というか、ズボンも汚れちゃうから立ってくださいってー。
洗うの私なんだからー。
そんなことを想いながら四つん這いになったカインの脇をツンツンしていると、パタパタと軽い音を立てて飛んできたコウモリがカインの頭の上に着地した。
おお、コス王だ。
グレイプニールの拘束は1時間くらいで解ける設定にしていたから、追いかけてきたんだね。
……なーんでコウモリまで暗い空気を背負っているのかは知りませんが。
主従揃ってどうしたのさ、君たち。
「カイン……お前、言うタイミングが最悪だ……」
片方の羽でカインの頭をペシペシと叩きながら項垂れているコス王。
コス王や、カインさんはすでに鬱帝を発揮していて聞いていないと思うよー?
「タイミングって何ー?そしてカインはなぜ項垂れてるのー?なんかカインが落ち込む内容とかってあったっけ?」
「……」
「お嬢、気づいてやれ……」
「へ?何に?」
「いや……いっそ、もう触れてやらないほうがいいわ……」
うーむ……コス王が一人で勝手に諦めモードに入っちゃってるんですけど。
一体何を気づけばよかったというのですかね。
思わず首を傾げる私の目の前で、コス王は殺気待て叩いていたカインの頭を羽でゆっくり撫でた。

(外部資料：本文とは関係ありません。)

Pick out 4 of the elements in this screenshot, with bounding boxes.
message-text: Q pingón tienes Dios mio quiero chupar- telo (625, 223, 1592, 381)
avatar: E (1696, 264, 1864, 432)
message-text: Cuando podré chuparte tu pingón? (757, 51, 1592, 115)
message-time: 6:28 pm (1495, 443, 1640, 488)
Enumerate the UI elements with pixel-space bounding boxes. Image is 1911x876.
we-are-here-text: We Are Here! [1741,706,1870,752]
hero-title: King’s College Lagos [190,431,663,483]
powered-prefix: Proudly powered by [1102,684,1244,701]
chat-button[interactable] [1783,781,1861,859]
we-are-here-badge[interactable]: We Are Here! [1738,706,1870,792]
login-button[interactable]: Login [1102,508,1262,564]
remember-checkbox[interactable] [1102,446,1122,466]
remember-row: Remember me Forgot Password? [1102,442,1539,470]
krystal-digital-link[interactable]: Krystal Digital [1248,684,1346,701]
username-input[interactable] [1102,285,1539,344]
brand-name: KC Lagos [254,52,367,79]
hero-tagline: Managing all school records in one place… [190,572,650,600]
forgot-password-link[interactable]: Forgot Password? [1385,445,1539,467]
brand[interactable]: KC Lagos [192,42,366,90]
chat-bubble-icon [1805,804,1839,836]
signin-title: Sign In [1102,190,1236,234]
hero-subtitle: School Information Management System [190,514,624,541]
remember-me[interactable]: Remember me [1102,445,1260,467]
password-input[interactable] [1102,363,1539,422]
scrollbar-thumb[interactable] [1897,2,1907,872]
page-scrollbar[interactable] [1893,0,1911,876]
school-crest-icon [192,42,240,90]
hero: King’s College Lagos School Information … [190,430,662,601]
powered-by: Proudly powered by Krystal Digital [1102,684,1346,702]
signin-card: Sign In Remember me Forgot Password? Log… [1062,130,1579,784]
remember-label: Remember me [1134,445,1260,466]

「カイン、お前は本気でうっかりスキルを直そうぜ……」
「努力する……が、今は落ち込ませてくれ」
「うんうん。好きなだけ反省しろ。反省して次に生かせ」
そこの二人だけで分かりあった空気が流れている。
……私とリーンは完璧に置いてけぼり状態、むしろ空気?
……なんか、切ない。
「……お話に置いてけぼりにする人たちは落ちちゃえー」
「ちゃえー!」
カインを中心にちょっと深めの落とし穴!
おおー……落ち込んでいたことも相まって、見事に落とし穴の中を鬱々キノコで埋め尽くして言ってます。
コス王はとっさに飛び上がって逃げちゃったけど。
きゃー……力がアップしたのと同時に、鬱々キノコを生やす力もアップしちゃってるー……。
ドン引きだね☆
「お嬢ぉおお!!?めちゃくちゃ理不尽!!すっげー理不尽!!そしてカイン!!お前も落とし穴の中をキノコでいっぱいにするなって!!」
「マーマ。パーパのきにょこ、たべりゅ?」
あらら。
いつの間にか、リーンが入口付近にまで生えてきたキノコを持っているし。
「ぽんぽん痛くなっちゃうかもだからだーめ。お腹減ったんだったら、おやつのプリンをあげるね~」
「わー!ぷーりーんー!!」
「もういい。もうなんでもいい。愛良がこういうやつだっていうことは知っているさ。こいつ、絶対にあの幼馴染のことを偉そうに言えないって。普通気づくだろ。なんで気づかないんだよ。絶対に正面から言っても気づかないって、こいつ。別に離れるわけじゃないからいい。もう気にしない。つーか、気にするだけ労力の無駄だ。今迄通りでいい。今迄どおりが一番平和だ……」
鬱帝が穴の中でぶつぶつ言っているけど聞こえなーい。
私はお腹を空かしているリーンにプリンをあげるという使命で忙しいの!
鬱帝さんは、自力で回復するがいいよ!
コス「お嬢!こんな理不尽なことやってると、リーンのお手本になんかなれないんだからな!」
愛良「……あ。えへ、無意識なの♪」
コス「無意識で相手を苛めちゃいけません!リーンを立派に育てられないぞ!」
愛良「うっ……頑張ります」
コス「カインに優しく!理不尽な振る舞い禁止!一般常識はちゃんと活用する!分かった!?」
愛良「頑張る!」
……その頑張り、いつまで持つかは不明……。